SciPy

tethne.model.corpus package

Submodules

tethne.model.corpus.mallet module

Classes and methods related to the MALLETModelManager.

class tethne.model.corpus.mallet.LDAModel(*args, **kwargs)[source]

Bases: tethne.model.Model

Generates a LDAModel from a Corpus using MALLET.

The Corpus should already contain at least one featurset, indicated by the feature parameter, such as wordcounts. You may specify two working directories: temppath should be a working directory that will contain intermediate files (e.g. documents, data files, metadata), while outpath will contain the final model and any plots generated during the modeling process. If temppath is not provided, generates and uses a system temporary directory.

Tethne comes bundled with a recent version of MALLET. If you would rather use your own install, you can do so by providing the mallet_path parameter.
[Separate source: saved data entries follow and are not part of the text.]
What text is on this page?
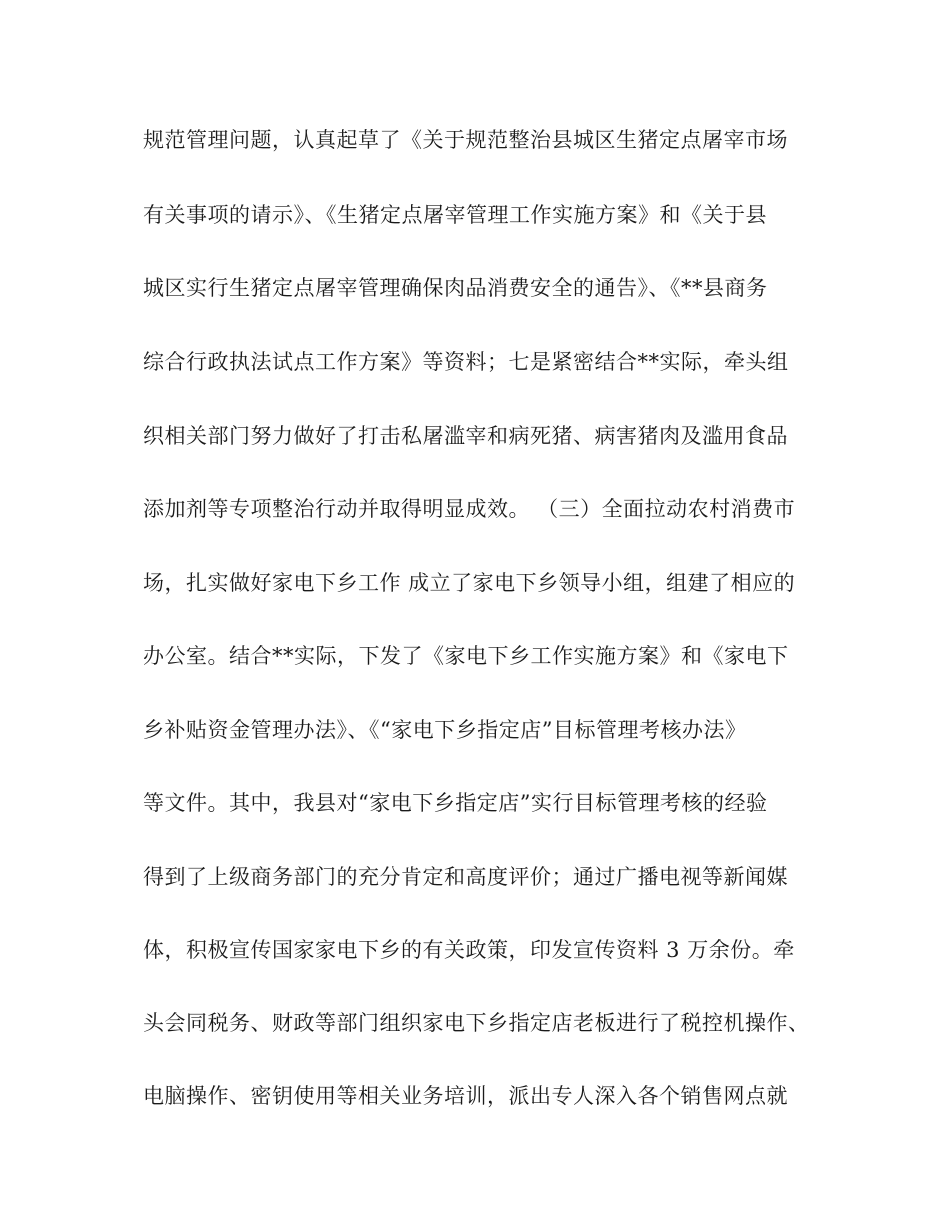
规范管理问题，认真起草了《关于规范整治县城区生猪定点屠宰市场
有关事项的请示》、《生猪定点屠宰管理工作实施方案》和《关于县
城区实行生猪定点屠宰管理确保肉品消费安全的通告》、《**县商务
综合行政执法试点工作方案》等资料；七是紧密结合**实际，牵头组
织相关部门努力做好了打击私屠滥宰和病死猪、病害猪肉及滥用食品
添加剂等专项整治行动并取得明显成效。 （三）全面拉动农村消费市
场，扎实做好家电下乡工作 成立了家电下乡领导小组，组建了相应的
办公室。结合**实际，下发了《家电下乡工作实施方案》和《家电下
乡补贴资金管理办法》、《“家电下乡指定店”目标管理考核办法》
等文件。其中，我县对“家电下乡指定店”实行目标管理考核的经验
得到了上级商务部门的充分肯定和高度评价；通过广播电视等新闻媒
体，积极宣传国家家电下乡的有关政策，印发宣传资料 3 万余份。牵
头会同税务、财政等部门组织家电下乡指定店老板进行了税控机操作、
电脑操作、密钥使用等相关业务培训，派出专人深入各个销售网点就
This should point to the directory containing /bin/mallet.

topic_over_time Calculate the representation of topic k in the corpus over time.
Parameters:

D : Corpus

feature : str

Key from D.features containing wordcounts (or whatever you want to model with).

outpath : str

Path to output directory.

temppath : str

Path to temporary directory.

mallet_path : str

Path to MALLET install directory (contains bin/mallet).

Examples

Starting with some JSTOR DfR data (with wordcounts), a typical workflow might look something like this:

>>> from nltk.corpus import stopwords                 #  1. Get stoplist.
>>> stoplist = stopwords.words()

>>> from tethne.readers import dfr                    #  2. Build Corpus.
>>> C = dfr.corpus_from_dir('/path/to/DfR/datasets', 'uni', stoplist)

>>> def filt(s, C, DC):                           # 3. Filter wordcounts.
...     if C > 3 and DC > 1 and len(s) > 3:
...         return True
...     return False
>>> C.filter_features('wordcounts', 'wc_filtered', filt)

>>> from tethne.model import MALLETModelManager       #   4. Get Manager.
>>> outpath = '/path/to/my/working/directory'
>>> mallet = '/Applications/mallet-2.0.7'
>>> M = MALLETModelManager(C, 'wc_filtered', outpath, mallet_path=mallet)

>>> M.prep()                                          #    5. Prep model.

>>> model = M.build(Z=50, max_iter=300)               #   6. Build model.
>>> model                                             # (may take awhile)
<tethne.model.corpus.ldamodel.LDAModel at 0x10bfac710>

A plot showing the log-likelihood/topic over modeling iterations should be generated in your outpath. For example:

_images/ldamodel_LL.png

Behind the scenes, the prep() procedure generates a plain-text corpus file at temppath, along with a metadata file. MALLET’s import-file procedure is then called, which translates the corpus into MALLET’s internal format (also stored at the temppath).

The build() procedure then invokes MALLET’s train-topics procedure. This step may take a considerable amount of time, anywhere from a few minutes (small corpus, few topics) to a few hours (large corpus, many topics).

For a Corpus with a few thousand Papers, 300 - 500 iterations is often sufficient to achieve convergence for 20-100 topics.

Once the LDAModel is built, you can access its methods directly. See full method descriptions in LDAModel.

For more information about topic modeling with MALLET see this tutorial.

list_topic(k, Nwords=10)[source]

List the top topn words for topic k.

Examples

>>> model.list_topic(1, Nwords=5)
[ 'opposed', 'terminates', 'trichinosis', 'cistus', 'acaule' ]
list_topics(Nwords=10)[source]

List the top Nwords words for each topic.

load(**kwargs)[source]
mallet_path = '/Users/erickpeirson/Projects/tethne/tethne/bin/mallet-2.0.7'
prep()[source]
print_topics(Nwords=10)[source]

Print the top Nwords words for each topic.

run(**kwargs)[source]

Calls MALLET’s train-topic method.

topic_over_time(k, mode='counts', slice_kwargs={})[source]

Calculate the representation of topic k in the corpus over time.

topics_in(d, topn=5)[source]

List the top topn topics in document d.

Module contents

Corpus models describe latent topics (dimensions) that explain the distribution of features (eg words) among documents in a Corpus.

Tethne presently represents two corpus models:

ldamodel.LDAModel
dtmmodel.DTMModel

Most model classes are subclasses of BaseModel. It is assumed that each model describes a set of items (eg Papers or authors), a set of dimensions that describe those items (eg topics), and a set of features that comprise those dimensions (eg words).